Exploring art as healer and alchemy
Hatice Utkan Özden
Nazlı Gürlek Hodder’s creative process is an instinctive and unconditioned path. Her urge to create is like a primitive instinct coming from her soul and her body. That’s how her works reflect primitive and sentient drawings and installations. She reflects onto body and soul connection depicting how both the body and mind are a collaboration of sentiments, through creativity.
According to the artist, art and painting is a process of exploration and healing. It is not a representation nor news or a message. Because Gürlek’s way of understating and creating art is a process through which what is inside is expressed and gains social relevance. It is the path, mark, memory, sign, and guide of real-life processes, said Gürlek.
She uses her works as a metaphysical question of being as becoming one as a whole with her body. That’s how she manages to tell her journey through her solo show at the Istanbul art space of Evliyagil Dolapdere titled “In the Body.” Somehow, she shows us how the body is part of our soul and how the soul is a part of the body and these are two inseparable concepts. This is a journey of finding oneself and discovering her realities.
This is a long journey, according to Gürlek. “The moment I realized things were not right for me in life in my mid-30s and decided to transform them was the moment I realized how separate I was from my own body. This means being disconnected from feelings, emotions, instincts too, all of which have a huge part in the healthy functioning of an individual.”

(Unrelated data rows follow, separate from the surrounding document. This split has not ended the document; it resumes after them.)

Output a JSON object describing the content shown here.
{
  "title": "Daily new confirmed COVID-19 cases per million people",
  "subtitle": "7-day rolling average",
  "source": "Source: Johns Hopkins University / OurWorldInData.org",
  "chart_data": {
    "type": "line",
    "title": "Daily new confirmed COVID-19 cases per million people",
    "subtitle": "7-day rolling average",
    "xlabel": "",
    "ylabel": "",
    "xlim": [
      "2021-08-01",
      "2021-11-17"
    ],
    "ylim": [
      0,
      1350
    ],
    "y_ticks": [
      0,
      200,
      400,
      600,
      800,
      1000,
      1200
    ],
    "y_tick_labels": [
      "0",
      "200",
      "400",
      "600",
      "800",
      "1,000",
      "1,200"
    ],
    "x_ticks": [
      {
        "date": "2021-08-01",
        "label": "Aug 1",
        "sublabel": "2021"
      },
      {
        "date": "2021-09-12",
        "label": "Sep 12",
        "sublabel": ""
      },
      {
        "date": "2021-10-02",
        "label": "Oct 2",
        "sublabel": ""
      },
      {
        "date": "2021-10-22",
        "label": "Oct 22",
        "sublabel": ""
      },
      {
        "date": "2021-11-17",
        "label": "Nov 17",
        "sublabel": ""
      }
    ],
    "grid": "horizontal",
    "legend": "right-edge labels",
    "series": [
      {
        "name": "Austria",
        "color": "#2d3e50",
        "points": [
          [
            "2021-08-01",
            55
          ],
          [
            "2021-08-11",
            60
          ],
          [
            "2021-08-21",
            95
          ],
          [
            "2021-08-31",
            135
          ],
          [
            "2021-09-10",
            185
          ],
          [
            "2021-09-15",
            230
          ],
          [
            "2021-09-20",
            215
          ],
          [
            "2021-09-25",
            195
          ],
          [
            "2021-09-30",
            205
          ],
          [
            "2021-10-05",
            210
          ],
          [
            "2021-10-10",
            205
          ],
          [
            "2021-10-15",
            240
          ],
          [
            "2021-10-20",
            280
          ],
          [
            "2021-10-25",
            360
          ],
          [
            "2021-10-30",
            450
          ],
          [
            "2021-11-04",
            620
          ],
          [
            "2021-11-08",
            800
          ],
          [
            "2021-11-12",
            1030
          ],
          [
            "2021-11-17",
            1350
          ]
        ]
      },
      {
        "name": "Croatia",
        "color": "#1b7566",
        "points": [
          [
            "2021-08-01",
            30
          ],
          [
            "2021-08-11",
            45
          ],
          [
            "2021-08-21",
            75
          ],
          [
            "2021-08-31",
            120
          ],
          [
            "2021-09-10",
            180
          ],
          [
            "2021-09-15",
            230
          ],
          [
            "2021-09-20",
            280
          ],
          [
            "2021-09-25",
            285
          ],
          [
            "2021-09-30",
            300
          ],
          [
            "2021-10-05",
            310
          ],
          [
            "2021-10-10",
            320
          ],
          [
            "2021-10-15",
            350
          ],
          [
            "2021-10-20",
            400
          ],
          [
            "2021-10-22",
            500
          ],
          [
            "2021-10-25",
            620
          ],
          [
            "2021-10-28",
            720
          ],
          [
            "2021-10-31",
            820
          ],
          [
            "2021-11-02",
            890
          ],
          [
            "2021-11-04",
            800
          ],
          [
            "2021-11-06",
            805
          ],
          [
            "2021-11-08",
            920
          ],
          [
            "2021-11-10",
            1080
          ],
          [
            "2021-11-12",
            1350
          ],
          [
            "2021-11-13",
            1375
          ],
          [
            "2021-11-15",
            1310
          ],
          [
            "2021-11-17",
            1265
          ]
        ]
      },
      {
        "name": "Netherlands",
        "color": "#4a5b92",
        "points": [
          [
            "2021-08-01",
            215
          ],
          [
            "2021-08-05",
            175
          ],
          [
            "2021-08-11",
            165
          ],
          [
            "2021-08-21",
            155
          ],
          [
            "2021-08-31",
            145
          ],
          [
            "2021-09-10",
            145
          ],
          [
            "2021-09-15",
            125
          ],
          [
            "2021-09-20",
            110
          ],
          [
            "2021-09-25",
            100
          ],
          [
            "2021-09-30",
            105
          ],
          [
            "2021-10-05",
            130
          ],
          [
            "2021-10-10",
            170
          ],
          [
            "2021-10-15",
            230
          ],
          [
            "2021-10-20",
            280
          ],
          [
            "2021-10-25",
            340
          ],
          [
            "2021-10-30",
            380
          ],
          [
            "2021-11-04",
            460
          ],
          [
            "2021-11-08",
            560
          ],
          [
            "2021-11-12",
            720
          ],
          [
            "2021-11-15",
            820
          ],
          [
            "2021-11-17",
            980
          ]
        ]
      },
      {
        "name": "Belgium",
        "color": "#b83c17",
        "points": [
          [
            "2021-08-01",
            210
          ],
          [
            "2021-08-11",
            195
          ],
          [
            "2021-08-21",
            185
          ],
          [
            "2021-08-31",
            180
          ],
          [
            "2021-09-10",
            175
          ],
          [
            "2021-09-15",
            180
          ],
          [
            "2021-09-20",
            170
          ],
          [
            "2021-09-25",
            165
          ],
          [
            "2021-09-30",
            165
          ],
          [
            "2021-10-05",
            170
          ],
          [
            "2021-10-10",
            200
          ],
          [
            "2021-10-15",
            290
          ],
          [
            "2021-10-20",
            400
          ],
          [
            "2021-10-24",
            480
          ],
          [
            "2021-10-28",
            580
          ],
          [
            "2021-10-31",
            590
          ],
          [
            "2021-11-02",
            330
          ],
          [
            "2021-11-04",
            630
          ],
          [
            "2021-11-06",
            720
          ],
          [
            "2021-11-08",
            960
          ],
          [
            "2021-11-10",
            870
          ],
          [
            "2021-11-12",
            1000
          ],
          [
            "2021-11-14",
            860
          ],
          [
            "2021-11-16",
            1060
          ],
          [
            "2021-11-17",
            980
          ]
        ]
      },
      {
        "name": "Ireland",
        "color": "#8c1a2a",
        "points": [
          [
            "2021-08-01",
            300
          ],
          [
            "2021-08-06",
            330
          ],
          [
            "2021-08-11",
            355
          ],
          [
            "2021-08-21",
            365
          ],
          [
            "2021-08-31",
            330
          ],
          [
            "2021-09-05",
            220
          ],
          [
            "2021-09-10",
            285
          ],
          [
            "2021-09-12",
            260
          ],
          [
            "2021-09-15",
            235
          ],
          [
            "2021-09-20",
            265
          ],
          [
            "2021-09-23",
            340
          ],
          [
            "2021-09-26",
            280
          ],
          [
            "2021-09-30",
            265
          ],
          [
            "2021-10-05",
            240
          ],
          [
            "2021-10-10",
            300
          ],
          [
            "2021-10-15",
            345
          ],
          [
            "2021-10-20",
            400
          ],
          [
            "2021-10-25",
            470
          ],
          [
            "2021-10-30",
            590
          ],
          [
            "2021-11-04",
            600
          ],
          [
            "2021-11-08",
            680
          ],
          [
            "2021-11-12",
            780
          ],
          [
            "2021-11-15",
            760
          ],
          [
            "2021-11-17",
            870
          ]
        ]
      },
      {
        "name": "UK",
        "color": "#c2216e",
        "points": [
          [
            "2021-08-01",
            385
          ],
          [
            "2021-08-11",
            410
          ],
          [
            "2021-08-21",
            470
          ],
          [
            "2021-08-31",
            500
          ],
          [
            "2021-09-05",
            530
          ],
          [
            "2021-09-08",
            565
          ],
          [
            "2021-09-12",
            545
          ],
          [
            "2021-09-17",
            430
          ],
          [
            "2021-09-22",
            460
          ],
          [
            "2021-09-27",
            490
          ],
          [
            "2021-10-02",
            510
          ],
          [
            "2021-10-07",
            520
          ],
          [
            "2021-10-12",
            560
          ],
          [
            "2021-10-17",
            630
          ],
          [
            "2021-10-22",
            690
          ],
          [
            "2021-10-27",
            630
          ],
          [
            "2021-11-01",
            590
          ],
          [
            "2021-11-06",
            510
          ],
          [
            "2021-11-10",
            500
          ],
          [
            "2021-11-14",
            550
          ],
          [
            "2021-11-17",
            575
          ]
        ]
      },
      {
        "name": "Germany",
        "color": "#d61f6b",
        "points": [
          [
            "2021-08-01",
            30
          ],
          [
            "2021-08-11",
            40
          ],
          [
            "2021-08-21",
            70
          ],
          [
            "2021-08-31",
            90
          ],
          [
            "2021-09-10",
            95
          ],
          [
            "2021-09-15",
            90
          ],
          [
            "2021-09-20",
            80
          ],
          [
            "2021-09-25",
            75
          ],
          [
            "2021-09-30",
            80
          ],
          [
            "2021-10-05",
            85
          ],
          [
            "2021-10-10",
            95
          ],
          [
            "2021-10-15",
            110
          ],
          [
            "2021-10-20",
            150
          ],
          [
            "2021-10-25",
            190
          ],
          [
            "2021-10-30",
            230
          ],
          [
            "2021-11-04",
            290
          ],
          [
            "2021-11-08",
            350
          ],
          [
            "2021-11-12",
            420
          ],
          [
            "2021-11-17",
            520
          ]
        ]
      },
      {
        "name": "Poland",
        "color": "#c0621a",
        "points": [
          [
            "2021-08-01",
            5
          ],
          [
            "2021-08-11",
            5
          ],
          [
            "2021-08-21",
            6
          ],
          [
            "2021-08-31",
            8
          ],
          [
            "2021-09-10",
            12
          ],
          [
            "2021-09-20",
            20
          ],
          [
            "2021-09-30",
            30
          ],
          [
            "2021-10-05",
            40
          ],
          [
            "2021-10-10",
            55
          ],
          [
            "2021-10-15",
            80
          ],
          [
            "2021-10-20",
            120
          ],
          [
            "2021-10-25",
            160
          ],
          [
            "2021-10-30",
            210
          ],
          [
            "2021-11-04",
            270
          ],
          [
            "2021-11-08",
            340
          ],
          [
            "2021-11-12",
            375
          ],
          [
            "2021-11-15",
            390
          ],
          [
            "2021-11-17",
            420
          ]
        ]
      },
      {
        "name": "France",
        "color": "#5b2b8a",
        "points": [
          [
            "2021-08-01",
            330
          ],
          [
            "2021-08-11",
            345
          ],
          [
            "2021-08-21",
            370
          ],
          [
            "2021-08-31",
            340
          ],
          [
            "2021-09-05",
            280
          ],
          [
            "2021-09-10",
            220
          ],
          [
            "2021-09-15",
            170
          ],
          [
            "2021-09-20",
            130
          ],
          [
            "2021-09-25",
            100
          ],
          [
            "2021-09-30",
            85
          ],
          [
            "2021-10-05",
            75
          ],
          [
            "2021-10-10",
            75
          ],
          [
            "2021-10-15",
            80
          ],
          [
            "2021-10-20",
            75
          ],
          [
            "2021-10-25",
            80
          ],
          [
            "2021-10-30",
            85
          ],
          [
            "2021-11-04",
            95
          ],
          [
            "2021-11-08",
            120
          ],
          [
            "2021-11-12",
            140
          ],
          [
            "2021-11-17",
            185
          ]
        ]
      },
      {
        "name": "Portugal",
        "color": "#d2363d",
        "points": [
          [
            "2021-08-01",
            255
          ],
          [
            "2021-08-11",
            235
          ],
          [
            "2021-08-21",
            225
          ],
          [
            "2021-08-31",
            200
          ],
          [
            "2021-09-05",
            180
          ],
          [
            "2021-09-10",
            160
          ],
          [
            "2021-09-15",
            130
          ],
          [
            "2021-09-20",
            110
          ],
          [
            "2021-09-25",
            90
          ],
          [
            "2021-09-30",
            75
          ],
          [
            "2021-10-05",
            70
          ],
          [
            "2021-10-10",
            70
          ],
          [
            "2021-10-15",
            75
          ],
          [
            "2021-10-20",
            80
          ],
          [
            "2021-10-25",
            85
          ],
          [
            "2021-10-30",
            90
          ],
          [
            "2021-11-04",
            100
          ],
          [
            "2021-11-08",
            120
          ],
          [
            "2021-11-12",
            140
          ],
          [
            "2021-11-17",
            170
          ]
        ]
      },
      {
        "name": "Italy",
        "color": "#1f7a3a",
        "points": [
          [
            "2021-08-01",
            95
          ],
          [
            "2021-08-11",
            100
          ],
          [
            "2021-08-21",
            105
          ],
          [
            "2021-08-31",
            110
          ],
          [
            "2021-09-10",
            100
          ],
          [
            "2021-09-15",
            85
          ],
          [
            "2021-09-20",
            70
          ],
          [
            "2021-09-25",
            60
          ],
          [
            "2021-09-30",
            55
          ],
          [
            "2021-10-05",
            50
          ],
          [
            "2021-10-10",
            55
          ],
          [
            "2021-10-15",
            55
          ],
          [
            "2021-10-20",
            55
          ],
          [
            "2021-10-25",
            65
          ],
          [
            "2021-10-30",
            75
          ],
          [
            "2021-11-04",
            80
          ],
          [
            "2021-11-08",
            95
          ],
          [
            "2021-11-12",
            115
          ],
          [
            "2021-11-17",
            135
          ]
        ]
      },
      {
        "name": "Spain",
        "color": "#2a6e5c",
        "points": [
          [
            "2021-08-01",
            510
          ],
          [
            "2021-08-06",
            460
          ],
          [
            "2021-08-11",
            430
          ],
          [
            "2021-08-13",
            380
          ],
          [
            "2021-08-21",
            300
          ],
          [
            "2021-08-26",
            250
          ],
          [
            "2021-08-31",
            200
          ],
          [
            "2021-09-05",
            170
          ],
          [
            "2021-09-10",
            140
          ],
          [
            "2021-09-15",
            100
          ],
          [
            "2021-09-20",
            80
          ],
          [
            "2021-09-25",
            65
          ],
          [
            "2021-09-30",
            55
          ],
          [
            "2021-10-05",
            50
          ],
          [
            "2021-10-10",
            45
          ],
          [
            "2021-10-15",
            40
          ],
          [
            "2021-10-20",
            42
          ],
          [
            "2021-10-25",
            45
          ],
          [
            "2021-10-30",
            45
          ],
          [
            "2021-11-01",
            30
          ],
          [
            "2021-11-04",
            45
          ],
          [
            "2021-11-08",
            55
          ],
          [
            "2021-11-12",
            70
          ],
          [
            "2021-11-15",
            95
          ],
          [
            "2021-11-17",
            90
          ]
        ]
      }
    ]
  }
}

Gürlek said this is not a story specific to her alone but a general problem common to the majority of the society. “This is a problem rooted in our very own social constructs and it dominates the lives of many of us,” she added. What Gürlek wants everyone to understand is how constraints, the patriarchal order we live in and, the things we experience in everyday life separates us from our own beings [bodies]. And this affects how we live, how we create, and how we become a part of the collective, in short, how we perceive the “whole” in life.
Spiritual dimensions, remnants of Çatalhöyük
The exhibition explores why we should be aware of our existence and opens a path to see the body inside the mind just the way Yoga Sutra of Patanjali explains. That’s why the exhibition is also experiencing the body in a way like experiencing art.
“We have to get rid of the burden that our bodies bear for all centuries if we want to lead a life that we build with our own truths, with own voice and life purpose,” she said. “My belief is that only in this way can we make significant contributions to life. So, what I am talking about here is a process involving healing as well as alchemy and creativity.”
Art for the artist on the other hand is nothing but the unity of healing, alchemy, and creativity, and the artist is very similar to an alchemist and a healer.
That’s how her paintings are created as a trace of performative process that was developed at the moment she found the courage to initiate a journey back into her body. In a way, she creates and rebuilds her artistic language, and in this artistic language that she combines elements from Anatolian and Central Asian shamanic cultures with dance therapy techniques and archaic symbolism. She works through a ritualistic process in which she merges all these different elements instinctively. Through these rituals, she explores material, emotional and spiritual dimensions of her body
During her journey, Gürlek’s path has opened many different experiences in terms of art. However, among them, Çatalhöyük is an intriguing and significant one.
Gürlek said she has been intuiting for a long time that art and especially painting could be a process of healing and exploration. She has been searching for a way to develop a practice that would expand on these thoughts.
She visited Çatalhöyük in the summer of 2016 and came across the historical materialization of her intuition.
“My encounter with Çatalhöyük’s archaic ritual paintings reinforced my confidence in this research. With inspiration from those ancient paintings, I produced a live performance called ONE and a performative video piece called Sand Dance, and co-authored an article on these paintings with the 25-year director of the excavations and now my husband Ian Hodder.”
Her journey reflects her exhibition. She also hopes to encourage others to embark on their own journeys. The artist hopes her works will serve the collective rather than being a merely individualistic pursuit.
The exhibition will continue until Jan. 10, 2021.